Stating the Obvious
Often when speaking it becomes
necessary to State the Obvious.
If it
is so obvious why does the speaker need to present it?
OBVIOUS to you is not OBVIOUS to the
audience.
It is the speakers job to let the cat out of
the hat and assist the audience in seeing, hearing and feeling the obvious.
Changes are challenging. New information or
new ways of seeing, hearing or feeling old information can be difficult to
fathom. Concepts may hold multiple meanings.
For example FEAR of NOTHING can also yield NOTHING to FEAR.
The obvious could have been glassed over into
an invisible habit.
It can become the invisible elephant in the room,
invisible to the audience, but there still is an elephant in the room.
When the emperor is naked, he is naked.
Pretense will not change his nudity. Nor will pointing fingers get him dressed.
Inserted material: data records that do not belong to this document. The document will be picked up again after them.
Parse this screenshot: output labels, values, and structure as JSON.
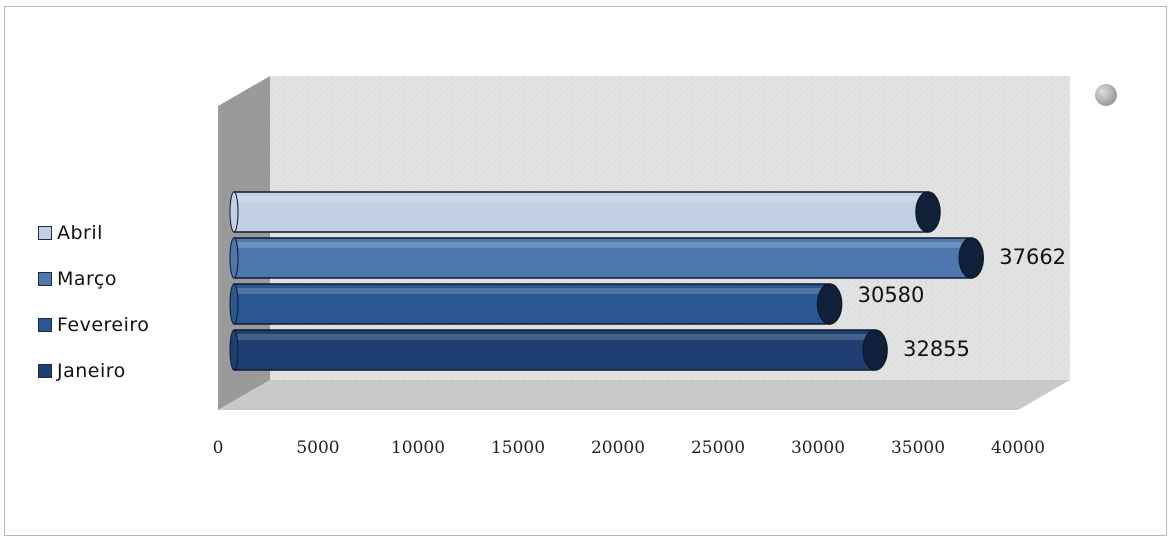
{
  "chart_data": {
    "type": "bar",
    "orientation": "horizontal",
    "style": "3d-cylinder",
    "categories": [
      "Janeiro",
      "Fevereiro",
      "Março",
      "Abril"
    ],
    "values": [
      32855,
      30580,
      37662,
      35500
    ],
    "data_labels": [
      "32855",
      "30580",
      "37662",
      ""
    ],
    "colors": [
      "#1f3f73",
      "#2a578f",
      "#4e77ad",
      "#c3cfe2"
    ],
    "legend_order": [
      "Abril",
      "Março",
      "Fevereiro",
      "Janeiro"
    ],
    "legend_position": "left",
    "xlim": [
      0,
      40000
    ],
    "x_ticks": [
      "0",
      "5000",
      "10000",
      "15000",
      "20000",
      "25000",
      "30000",
      "35000",
      "40000"
    ],
    "title": "",
    "xlabel": "",
    "ylabel": ""
  },
  "legend": {
    "items": [
      {
        "label": "Abril",
        "color": "#c3cfe2"
      },
      {
        "label": "Março",
        "color": "#4e77ad"
      },
      {
        "label": "Fevereiro",
        "color": "#2a578f"
      },
      {
        "label": "Janeiro",
        "color": "#1f3f73"
      }
    ]
  }
}
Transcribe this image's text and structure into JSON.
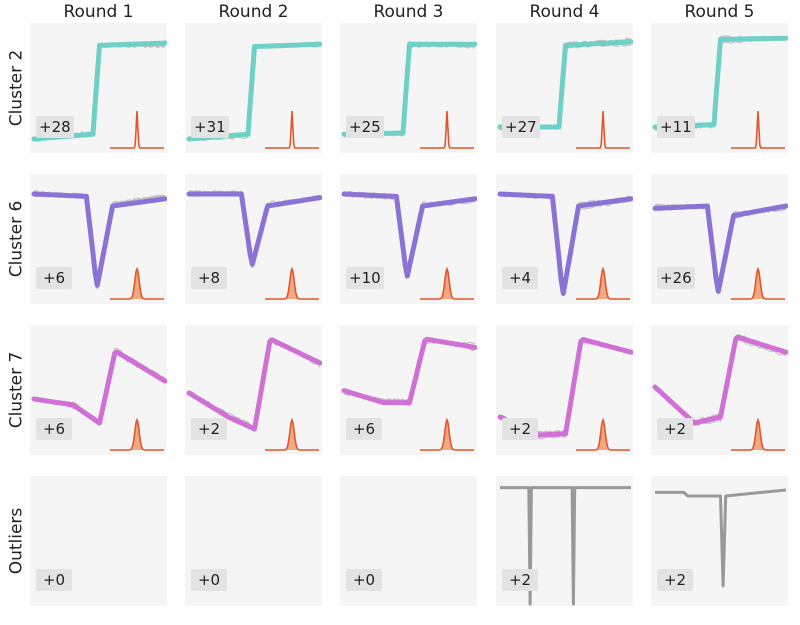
{
  "columns": [
    "Round 1",
    "Round 2",
    "Round 3",
    "Round 4",
    "Round 5"
  ],
  "rows": [
    "Cluster 2",
    "Cluster 6",
    "Cluster 7",
    "Outliers"
  ],
  "colors": {
    "Cluster 2": "#6fd0c8",
    "Cluster 6": "#8b73d6",
    "Cluster 7": "#d070d6",
    "Outliers": "#999999",
    "member_trace": "#b8b8b8",
    "distribution": "#e2572a",
    "distribution_fill": "#f09a6e",
    "panel_bg": "#f5f5f5",
    "badge_bg": "#e3e3e3"
  },
  "chart_data": {
    "type": "line",
    "counts": {
      "Cluster 2": [
        "+28",
        "+31",
        "+25",
        "+27",
        "+11"
      ],
      "Cluster 6": [
        "+6",
        "+8",
        "+10",
        "+4",
        "+26"
      ],
      "Cluster 7": [
        "+6",
        "+2",
        "+6",
        "+2",
        "+2"
      ],
      "Outliers": [
        "+0",
        "+0",
        "+0",
        "+2",
        "+2"
      ]
    },
    "centroids": {
      "Cluster 2": [
        [
          0.1,
          0.14,
          0.88,
          0.9,
          0.9
        ],
        [
          0.1,
          0.14,
          0.87,
          0.9,
          0.89
        ],
        [
          0.14,
          0.15,
          0.89,
          0.9,
          0.89
        ],
        [
          0.2,
          0.2,
          0.88,
          0.9,
          0.91
        ],
        [
          0.2,
          0.22,
          0.93,
          0.93,
          0.94
        ]
      ],
      "Cluster 6": [
        [
          0.9,
          0.88,
          0.12,
          0.8,
          0.86
        ],
        [
          0.9,
          0.9,
          0.3,
          0.8,
          0.87
        ],
        [
          0.9,
          0.88,
          0.2,
          0.8,
          0.86
        ],
        [
          0.9,
          0.88,
          0.05,
          0.8,
          0.86
        ],
        [
          0.78,
          0.8,
          0.07,
          0.72,
          0.8
        ]
      ],
      "Cluster 7": [
        [
          0.45,
          0.4,
          0.25,
          0.85,
          0.6
        ],
        [
          0.5,
          0.3,
          0.2,
          0.95,
          0.75
        ],
        [
          0.52,
          0.42,
          0.42,
          0.95,
          0.88
        ],
        [
          0.3,
          0.15,
          0.16,
          0.95,
          0.84
        ],
        [
          0.55,
          0.25,
          0.3,
          0.97,
          0.84
        ]
      ]
    },
    "outlier_traces": {
      "Round 4": [
        0.97,
        0.0,
        0.97
      ],
      "Round 5": [
        0.93,
        0.9,
        0.0,
        0.95
      ]
    },
    "distribution_width": {
      "Cluster 2": 0.015,
      "Cluster 6": 0.04,
      "Cluster 7": 0.04
    }
  }
}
Ignoring the obvious is sometimes known as
ignorance.
Those obvious points need to be
considered in relationship to the presentation. They often act as a foundation,
the basics needed to build a unique
selling propositions, to juxtapose new meaning, to boldly go where no has gone
before.
Stating the obvious is not a time to
insult the audience’s intelligence. It is time to be subtle, speak slowly and combine
intent to share the epiphany in the moment. It can be a great surprise that
takes your presentation “off the charts.”
Add your body language, gestures and
facial expressions to create an elegant wordless moment that expresses and
accents the obvious like an ‘AHA’ or even a humorous Homer Simpson ‘DUH’.
The obvious can be quite surprising.
Exercise: What are examples of the obvious? Multiple
meanings? Invisible habits?
Beyond turn off phones, where the rest rooms
are, and when’s the break what are the obvious that needs to be presented?